Joe and the word "homeless" (part1)


                           Manchester citizens, Piccadilly approach 2015


The arthur+martha project The Homeless Library is the first ever attempt to write a history of homelessness in Britain. It includes not only individual testimonies, but also poetry and art, giving it a shape like no other

As well as interviewing the many homeless people who have been kind enough to talk to us, we have spoken to staff in organisations that work with homeless people. Here, advice worker Joe Barson from The Booth Centre tries to define the word "homelessness". It's a definition that is crucial right now in Manchester since the recent homeless protests. If that H-word is applied to you, it might get you fined or imprisoned...
  
Joe:

My parents pushed education on me; I went to Uni and did history. I left wanting to use the skills in a more constructive way than just being an academic, I wanted to work supporting people. I enjoyed academia, but it's so airy-fairy and I wanted to get my hands on something. I went into mental health work and then on to a hostel in Stockport which gave me the opportunity to do homeless advice.

I've always been aware that we live in and an unequal society where your place at birth determines your life. That made me want to do something about the unfair suffering a lot of people have to endure. My father's family are working class and work hard and didn't get much. I was exposed to more middle-class education and I've been aware of a stark difference for me. My dad was in the police force and was aware of injustice and so was my grandpa...

The way I see myself as an advice worker in the homeless community is that I am able to do stuff and think in a way that is useful to people, because of the education I've been lucky enough to receive. It's a question for me. I have a comfortable wage and a house and yet I'm advising people who have nothing. Would I act differently in their position, would they act differently in mine?

I was talking to my partner - we were asking can you define homelessness? Are they a unified group or a mass with diverse origins and groupings? The label homeless comes from categorising people economically, seeing them as a cohesion but they're not really. Have we created an underclass from these individuals, a disenfranchised mass? I like that term, you can write that one down!
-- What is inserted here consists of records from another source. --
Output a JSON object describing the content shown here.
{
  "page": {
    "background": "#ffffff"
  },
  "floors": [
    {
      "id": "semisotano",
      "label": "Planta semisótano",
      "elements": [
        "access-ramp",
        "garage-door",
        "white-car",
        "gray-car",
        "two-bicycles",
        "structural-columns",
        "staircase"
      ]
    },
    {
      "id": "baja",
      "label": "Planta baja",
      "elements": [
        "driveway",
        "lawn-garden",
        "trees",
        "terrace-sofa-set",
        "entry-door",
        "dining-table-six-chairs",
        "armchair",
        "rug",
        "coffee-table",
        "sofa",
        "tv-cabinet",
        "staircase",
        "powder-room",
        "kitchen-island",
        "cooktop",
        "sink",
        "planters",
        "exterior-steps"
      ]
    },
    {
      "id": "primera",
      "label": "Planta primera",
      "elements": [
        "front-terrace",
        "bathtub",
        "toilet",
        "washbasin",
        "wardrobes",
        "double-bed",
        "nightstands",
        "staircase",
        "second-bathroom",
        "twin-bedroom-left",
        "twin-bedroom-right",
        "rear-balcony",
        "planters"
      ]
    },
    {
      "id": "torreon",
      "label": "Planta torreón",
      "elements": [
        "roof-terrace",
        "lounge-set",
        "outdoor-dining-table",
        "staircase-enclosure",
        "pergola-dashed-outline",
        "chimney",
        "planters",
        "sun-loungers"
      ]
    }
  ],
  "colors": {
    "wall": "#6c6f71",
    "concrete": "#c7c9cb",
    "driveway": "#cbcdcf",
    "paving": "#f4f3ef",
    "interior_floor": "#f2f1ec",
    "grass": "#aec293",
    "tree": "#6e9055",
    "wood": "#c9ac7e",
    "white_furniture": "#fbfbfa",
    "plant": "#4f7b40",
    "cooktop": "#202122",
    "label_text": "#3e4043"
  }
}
There's different ways people come to be called homeless. A claim on the label homeless is that these are a group of people without houses, but even the way they experience not having a house is different for each and every one. Someone new to it is going to experience homelessness differently to someone who has been living on the streets for 20 years.

You can then subdivide those categories down into two groups if you like. Some people lose their homes because of circumstances and some because there's no one willing to accommodate them. Seriously mentally ill people, drug users, people with chaotic lives. But homelessness has not always existed in this way. There's always people who don't reach society's norm. In different times they've been called different things.